SEORANG petani, tiba-tiba bertanya
kepada saya.
“Pak, di sawah ada corana nggak?”
“Nggak tahu, ada apa?,” jawab saya.
“Apa pun kondisi, petani, mungkin juga nelayan dan buruh harus tetap bekerja. Kalau tidak, sawah-ladang tidak produktif. Nelayan tidak bekerja, tidak ada ikan di pasar”, kata petani itu yang kebetulan tamatan SMP. Ia mengerti perkembangan lingkungan dari handphone dan televisi termasuk dari media sosial.
Pertanyaan petani tersebut sederhana, tapi masuk akal. Saya hanya dapat menjelaskan, bahwa berdasarkan arahan petugas kesehatan Corona alias Covid-19 hanya menyerang mereka yang imun-nya rendah. Orang yang kondisi badan lemah gampang kena virus. Musuh virus adalah kebersihan, panas. Dan penyebarannya melalui kontak badan, atau logam dan semacam itu, ganggang pintu, salaman dengan orang lain dan seterusnya.
Petani, nelayan, buruh yang kuat apalagi berpanas-panas mungkin susah diserang virus. Namun tetap harus cuci tangan setiap saat.
Kelas ini, pasti bekerja di lingkungan kotor, apalagi petani yang mencangkul, membajak pasti kotor dari lingkungan mereka.
Apa yang dapat kita pelajari dari pertanyaan petani ini? Mereka tidak mengeluh, tetapi tetap bekerja sesuai dengan kemampuannya sehari-hari. Mereka tahu wabah virus menjadi musuh bersama. Mereka juga menyaksikan para pemuda desa rutin neyempot disinfektan di lingkungan desa adat.
Selain rajin ke sawah dan ke ladang petani juga tidak banyak protes dan mengeluh bagaimana pemerintah melaksanakan tugas dalam menanggulangi virus yang melanda dunia ini.

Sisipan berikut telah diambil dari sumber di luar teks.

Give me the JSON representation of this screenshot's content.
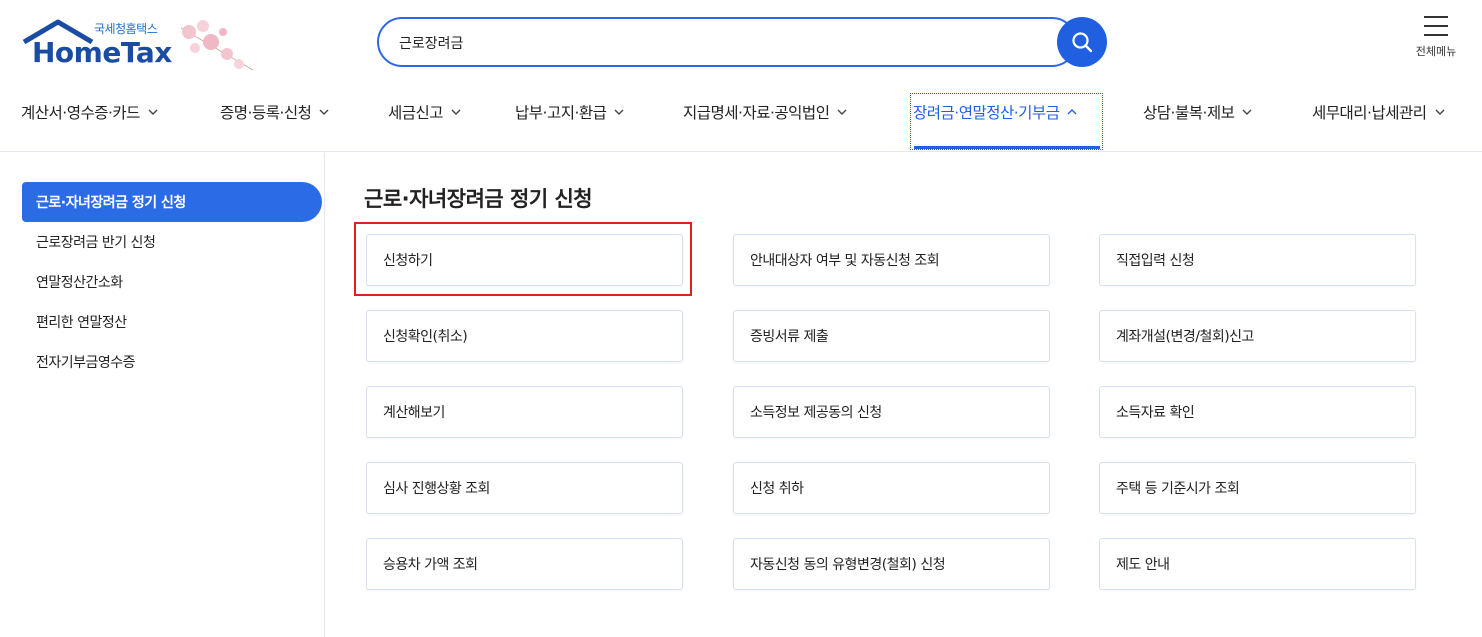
{
  "header": {
    "logo_sub": "국세청홈택스",
    "logo_main": "HomeTax",
    "search_value": "근로장려금",
    "all_menu_label": "전체메뉴"
  },
  "gnb": [
    {
      "label": "계산서·영수증·카드"
    },
    {
      "label": "증명·등록·신청"
    },
    {
      "label": "세금신고"
    },
    {
      "label": "납부·고지·환급"
    },
    {
      "label": "지급명세·자료·공익법인"
    },
    {
      "label": "장려금·연말정산·기부금"
    },
    {
      "label": "상담·불복·제보"
    },
    {
      "label": "세무대리·납세관리"
    }
  ],
  "sidebar": {
    "items": [
      {
        "label": "근로·자녀장려금 정기 신청"
      },
      {
        "label": "근로장려금 반기 신청"
      },
      {
        "label": "연말정산간소화"
      },
      {
        "label": "편리한 연말정산"
      },
      {
        "label": "전자기부금영수증"
      }
    ]
  },
  "main": {
    "title": "근로·자녀장려금 정기 신청",
    "cards": [
      {
        "label": "신청하기"
      },
      {
        "label": "안내대상자 여부 및 자동신청 조회"
      },
      {
        "label": "직접입력 신청"
      },
      {
        "label": "신청확인(취소)"
      },
      {
        "label": "증빙서류 제출"
      },
      {
        "label": "계좌개설(변경/철회)신고"
      },
      {
        "label": "계산해보기"
      },
      {
        "label": "소득정보 제공동의 신청"
      },
      {
        "label": "소득자료 확인"
      },
      {
        "label": "심사 진행상황 조회"
      },
      {
        "label": "신청 취하"
      },
      {
        "label": "주택 등 기준시가 조회"
      },
      {
        "label": "승용차 가액 조회"
      },
      {
        "label": "자동신청 동의 유형변경(철회) 신청"
      },
      {
        "label": "제도 안내"
      }
    ]
  },
  "colors": {
    "accent": "#1f5fe0",
    "sidebar_active": "#2b6ce6",
    "highlight": "#e02020"
  }
}
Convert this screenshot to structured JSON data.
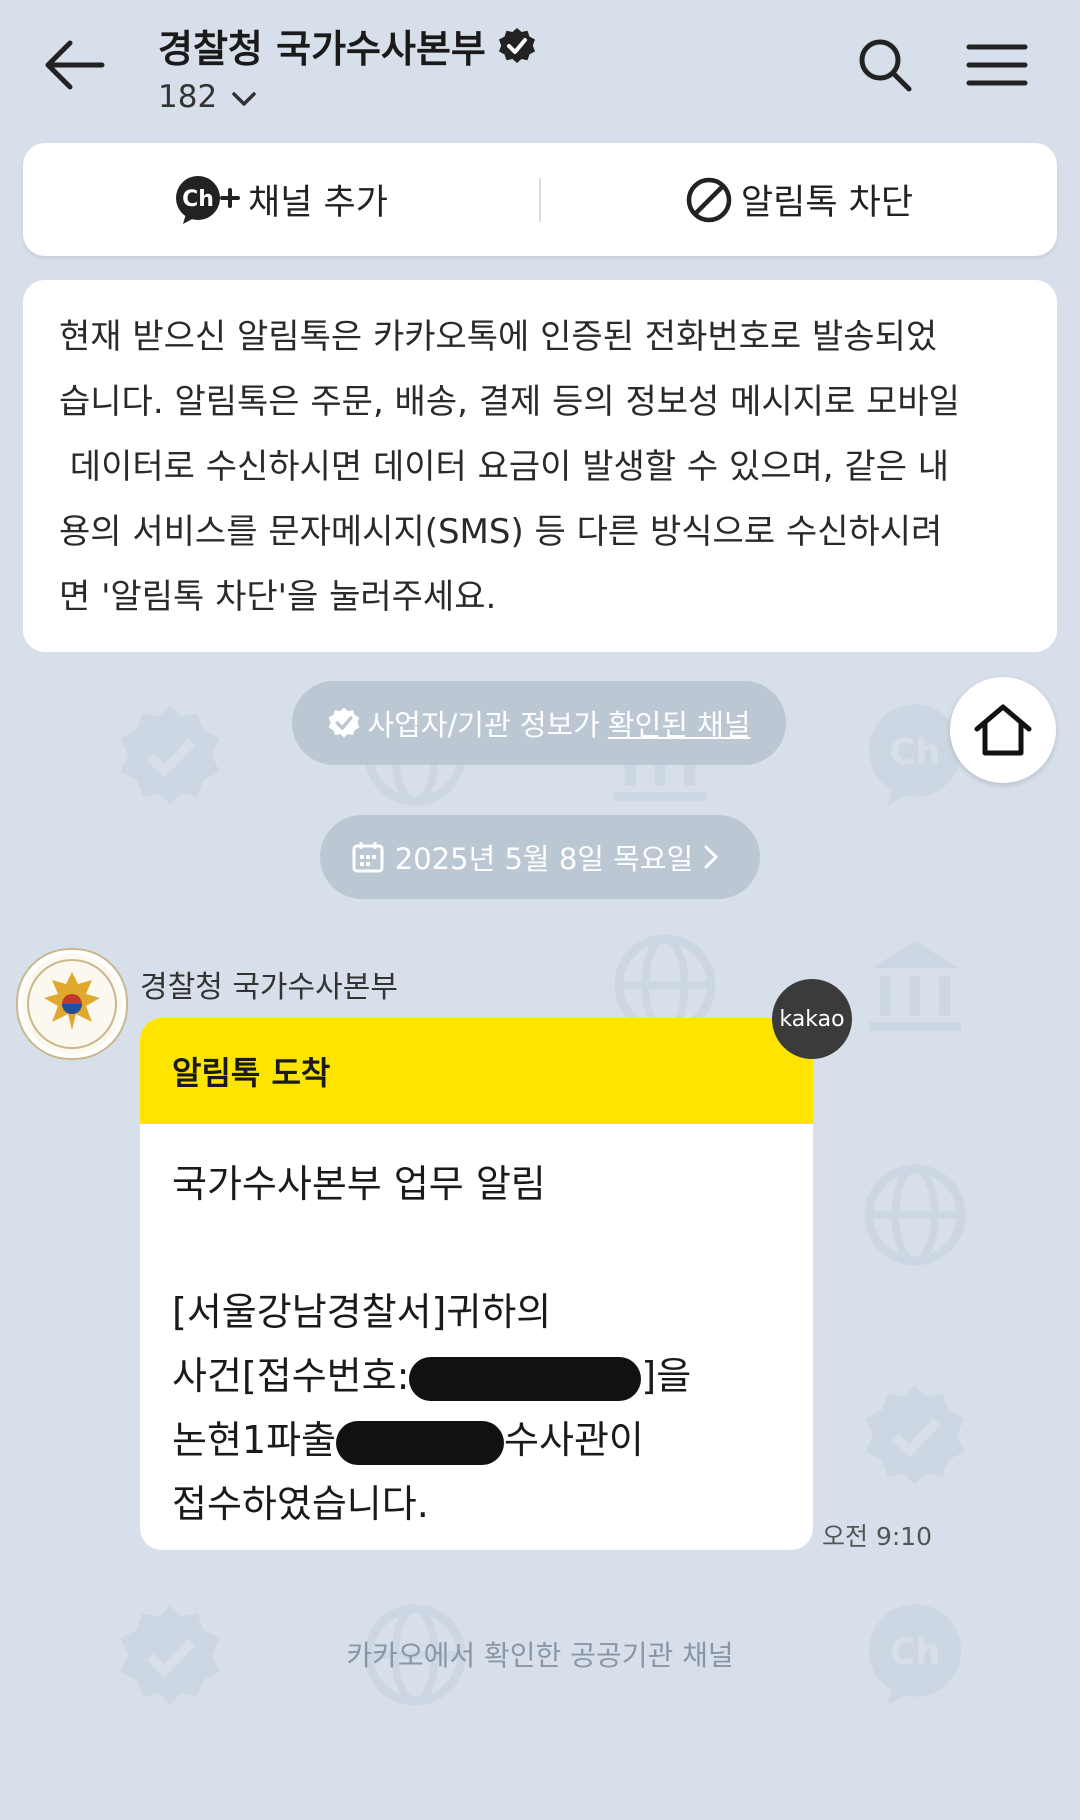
{
  "header": {
    "title": "경찰청 국가수사본부",
    "verified_icon": "verified-badge-icon",
    "follower_count": "182",
    "back_icon": "back-arrow-icon",
    "search_icon": "search-icon",
    "menu_icon": "hamburger-menu-icon"
  },
  "actions": {
    "add_channel_label": "채널 추가",
    "add_channel_icon": "channel-add-icon",
    "block_label": "알림톡 차단",
    "block_icon": "block-icon"
  },
  "notice": {
    "lines": [
      "현재 받으신 알림톡은 카카오톡에 인증된 전화번호로 발송되었",
      "습니다. 알림톡은 주문, 배송, 결제 등의 정보성 메시지로 모바일",
      " 데이터로 수신하시면 데이터 요금이 발생할 수 있으며, 같은 내",
      "용의 서비스를 문자메시지(SMS) 등 다른 방식으로 수신하시려",
      "면 '알림톡 차단'을 눌러주세요."
    ]
  },
  "info_pill": {
    "text": "사업자/기관 정보가",
    "link_text": "확인된 채널",
    "icon": "verified-check-icon"
  },
  "home_button_icon": "home-icon",
  "date_pill": {
    "label": "2025년 5월 8일 목요일",
    "icon": "calendar-icon"
  },
  "message": {
    "sender": "경찰청 국가수사본부",
    "avatar_icon": "police-emblem-icon",
    "badge": "kakao",
    "header": "알림톡 도착",
    "title": "국가수사본부 업무 알림",
    "line1": "[서울강남경찰서]귀하의",
    "line2_prefix": "사건[접수번호:",
    "line2_suffix": "]을",
    "line3_prefix": "논현1파출",
    "line3_suffix": "수사관이",
    "line4": "접수하였습니다.",
    "time": "오전 9:10"
  },
  "footer": {
    "note": "카카오에서 확인한 공공기관 채널"
  },
  "colors": {
    "background": "#d6dfea",
    "alimtalk_yellow": "#fee500",
    "pill": "#bcc7d4"
  }
}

Sangat berbeda dengan kaum intelektual dan pekerja kelas menengah di perkantoran. Kelas ini menggunakan media sosial sebagai ajang memprotes, bahkan membully pihak lain. Baru sehari di suruh tinggal di rumah, apalagi di PHK sementara, mereka banyak mengeluh.
“Apa yang saya makan hari ini? Di mana Bupati, Gubernur, Presiden? Mana sembako yang dijanjikan. Kok omdo–omong doang!. Tidak becus tangani rakyat. Kurang ini, kurang itu…, mestinya harus begini, harus begitu…. dan seterusnya”.
Pokoknya isi keluhan mereka di media sosial seperti sudah dunia mau kiamat. Padahal sebelumnya mereka menikmati — nikmatnya hidup. Menikmati gemericing dollar. Sudah mampu menyekolahkan anak-anak dan paling tidak sebelum wabah, kelas ini sudah ada yang juga menikmati sebagai pejabat-pejabat menengah dan pejabat tinggi di negeri ini.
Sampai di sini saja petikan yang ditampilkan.